Enable Stateless Mode
There are only a few things you need to do to switch to stateless mode. Since you have to do some parts in single user mode we will just do everything that way. Boot the machine and at the GRUB menu hit the ‘e‘ key to edit the boot commands. Go down to the long linux line and add single to the end of that line. Then you can hit F10 to continue booting. When it is finished booting you should be already logged in at a command line.
- mount -o remount,rw / (Remount the filesystem read-write)
- mount -o remount,rw /boot
- cd /etc
- nano grub2.cfg
- Find the (first) menuentry and append readonlyroot to the end of the linux line. Save and quit.
- nano fstab
- There are 3 UUID= lines in this file. The first two are for / and /boot. Put a # at the beginning of those 2 lines to comment them out. Save and quit. This prevents the system from remounting the filesystem(s) in read-write mode.
- cd /home/user/.mozilla/firefox
- cd *.default
- rm -f user.js
- reboot
If you ever need to boot back into “full” mode you will have to essentially undo the above. Basically edit the grub boot command again and replace readonlyroot with single, then run the undo the edits to grub2.cfg and fstab. Then you can reboot and be back in “normal” mode.
Once the computer reboots you should now have a fully functional stateless system. This means you can pull the plug as many times as you want and never corrupt the file system. You can also at this point image off your 4GB thumb drive and duplicate it onto other thumb drives for use on various computers. For bonus points you can zero the swap partition and then compress the whole image to make it smaller for storage, but really it is only 4GB…
Configure DHCP server to send site-url’s
Now we have all these computers booting up, but they are all displaying the fall-back URL instead of their own individual URLs. This is pretty simple. I will document how to do this with the ISC dhcpd server that comes with Linux, but Windows’ DHCP server should be able to do the same. If you are using a special device that provides DHCP and you can’t create custom DHCP options to send you can always make your “fall-back” URL point to a PHP or ASPX script and use server-side code to detect what system this is by IP and redirect to the final site. All we are doing is defining DHCP code 224 as a text string and associating a value on a per-MAC basis.
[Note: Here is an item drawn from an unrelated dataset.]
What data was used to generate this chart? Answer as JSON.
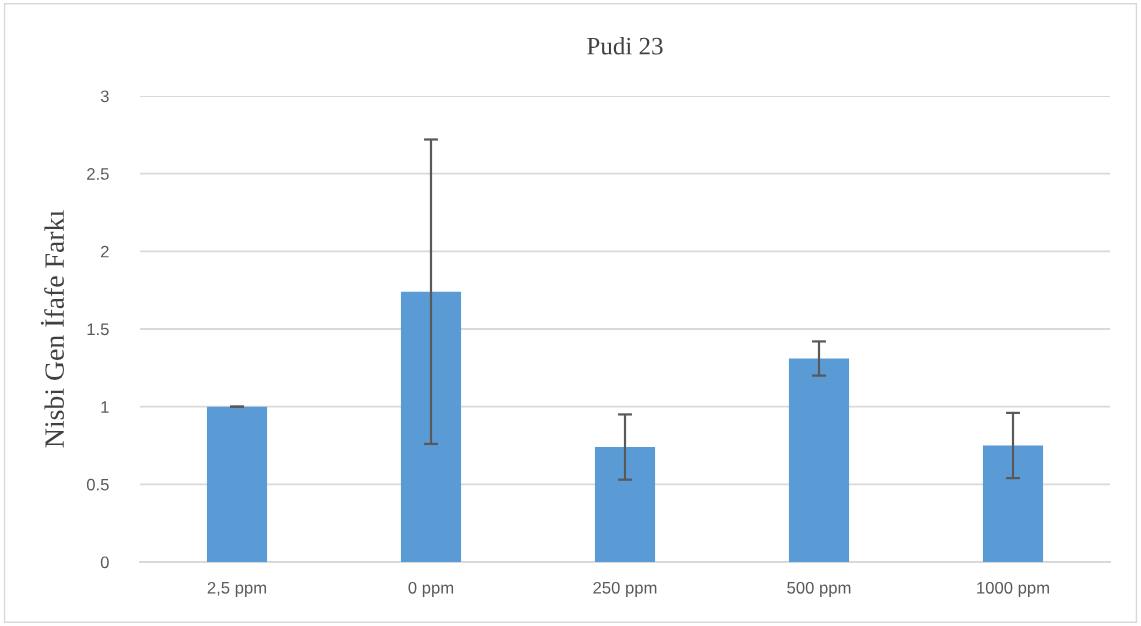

Anyway, on your Linux DHCP server:
- cd /etc/dhcp
- nano dhcpd.conf
- Add a new line near the top, before your subnet declarations:
- option site-url code 224 = text;
- Go into your subnet declaration or specific host declaration and add the following:
- option site-url “http://myserver.fqdn/index.html”;
- Save the file and restart DHCP and then reboot your new kiosk browser appliance and it should now go to this defined URL.